If your job includes front desk duties, make sure your training covers procedures for dealing with visitors who make threats or bypass your desk.
Many problems can be averted by acknowledging all visitors upon arrival, even if you don’t have time to wait on them. Make eye contact and say you will be with them shortly.
If someone tries to duck under a gate or around your station, speak clearly and firmly, asking him or her to wait. If you have a system of signing in visitors, ensure that they also sign out so there will be an accurate accounting of people in the building in case of an emergency evacuation. It may be your job to issue personal protective equipment to visitors being escorted into hazardous work areas.
You should also keep a list of emergency numbers at your work station so you can readily contact security personnel, police and other emergency responders. A copy of planned evacuation routes should also be posted at the front desk or entry point to help emergency responders account for the people in the building.
Talk to your supervisor or your company’s safety and security office about helping you set up checklists for use in a crisis. If a call is a bomb threat, you can grab your checklist and make note of what the caller says and any identifying sounds to help investigators find the bomb and catch the caller.
Also talk to your supervisor about assigning a backup person to help if you sense a threat. You will need a signal to alert this person, such as a code word or a silent alarm.

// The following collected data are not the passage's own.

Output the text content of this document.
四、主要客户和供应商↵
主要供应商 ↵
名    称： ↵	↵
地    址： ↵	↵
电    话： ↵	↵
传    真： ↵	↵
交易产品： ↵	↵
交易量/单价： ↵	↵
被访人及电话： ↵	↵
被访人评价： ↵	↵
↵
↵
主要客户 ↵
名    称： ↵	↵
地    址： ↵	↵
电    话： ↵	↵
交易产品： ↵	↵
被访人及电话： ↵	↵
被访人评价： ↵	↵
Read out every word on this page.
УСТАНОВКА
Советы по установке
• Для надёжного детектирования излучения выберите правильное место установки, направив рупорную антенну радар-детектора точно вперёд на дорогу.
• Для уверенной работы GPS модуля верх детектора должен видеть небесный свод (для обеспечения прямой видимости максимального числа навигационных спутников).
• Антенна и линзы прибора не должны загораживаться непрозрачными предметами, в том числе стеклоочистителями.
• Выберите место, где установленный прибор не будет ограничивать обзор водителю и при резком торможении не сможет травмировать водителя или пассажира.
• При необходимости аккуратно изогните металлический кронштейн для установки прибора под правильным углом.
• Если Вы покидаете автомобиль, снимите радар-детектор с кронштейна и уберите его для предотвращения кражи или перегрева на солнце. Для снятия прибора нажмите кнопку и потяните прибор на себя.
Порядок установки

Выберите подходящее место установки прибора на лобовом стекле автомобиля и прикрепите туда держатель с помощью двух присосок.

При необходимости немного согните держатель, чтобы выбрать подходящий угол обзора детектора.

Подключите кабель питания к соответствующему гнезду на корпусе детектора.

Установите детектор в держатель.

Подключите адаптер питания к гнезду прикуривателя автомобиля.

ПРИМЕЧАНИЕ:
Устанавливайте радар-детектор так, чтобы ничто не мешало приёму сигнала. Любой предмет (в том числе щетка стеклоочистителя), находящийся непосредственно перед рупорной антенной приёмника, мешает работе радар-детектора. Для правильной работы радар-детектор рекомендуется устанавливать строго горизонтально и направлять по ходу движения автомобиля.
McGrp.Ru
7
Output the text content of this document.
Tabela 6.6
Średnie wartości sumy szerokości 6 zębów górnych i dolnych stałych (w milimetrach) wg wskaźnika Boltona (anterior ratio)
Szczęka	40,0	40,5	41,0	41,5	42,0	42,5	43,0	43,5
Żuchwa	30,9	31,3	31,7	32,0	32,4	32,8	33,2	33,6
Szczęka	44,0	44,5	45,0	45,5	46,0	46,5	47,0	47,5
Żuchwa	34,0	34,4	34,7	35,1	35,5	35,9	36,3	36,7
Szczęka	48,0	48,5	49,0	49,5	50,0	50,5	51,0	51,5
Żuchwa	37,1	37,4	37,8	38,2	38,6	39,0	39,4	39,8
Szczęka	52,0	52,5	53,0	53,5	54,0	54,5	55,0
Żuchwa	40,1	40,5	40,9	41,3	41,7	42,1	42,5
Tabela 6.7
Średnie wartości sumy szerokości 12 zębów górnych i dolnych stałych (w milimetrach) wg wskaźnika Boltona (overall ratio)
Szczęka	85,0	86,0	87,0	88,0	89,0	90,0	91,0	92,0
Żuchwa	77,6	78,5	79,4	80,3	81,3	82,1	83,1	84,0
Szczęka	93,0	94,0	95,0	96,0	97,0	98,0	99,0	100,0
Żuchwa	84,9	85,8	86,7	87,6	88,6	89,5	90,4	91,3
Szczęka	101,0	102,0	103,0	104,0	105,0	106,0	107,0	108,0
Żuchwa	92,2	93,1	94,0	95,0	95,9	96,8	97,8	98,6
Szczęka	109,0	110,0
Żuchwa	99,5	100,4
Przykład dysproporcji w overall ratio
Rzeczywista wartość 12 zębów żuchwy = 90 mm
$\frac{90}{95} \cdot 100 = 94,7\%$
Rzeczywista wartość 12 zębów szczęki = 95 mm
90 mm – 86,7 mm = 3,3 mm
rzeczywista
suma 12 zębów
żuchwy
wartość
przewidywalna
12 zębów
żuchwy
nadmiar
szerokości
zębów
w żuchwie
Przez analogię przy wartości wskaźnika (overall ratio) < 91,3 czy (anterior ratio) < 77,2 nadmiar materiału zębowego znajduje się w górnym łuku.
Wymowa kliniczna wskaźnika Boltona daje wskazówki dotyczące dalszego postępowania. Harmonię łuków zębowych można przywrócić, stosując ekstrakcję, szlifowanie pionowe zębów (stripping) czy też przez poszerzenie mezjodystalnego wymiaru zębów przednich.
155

Sometimes callers and visitors will try to obtain confidential information about employees or the company. If you are in doubt about what to say or don’t want to be rushed into saying the wrong thing, make a list of the requests and tell the person you will call him back. Then check with your supervisor.
Work with your company in developing policies and procedures for front desk security challenges. Then you can handle them calmly, confidently and competently.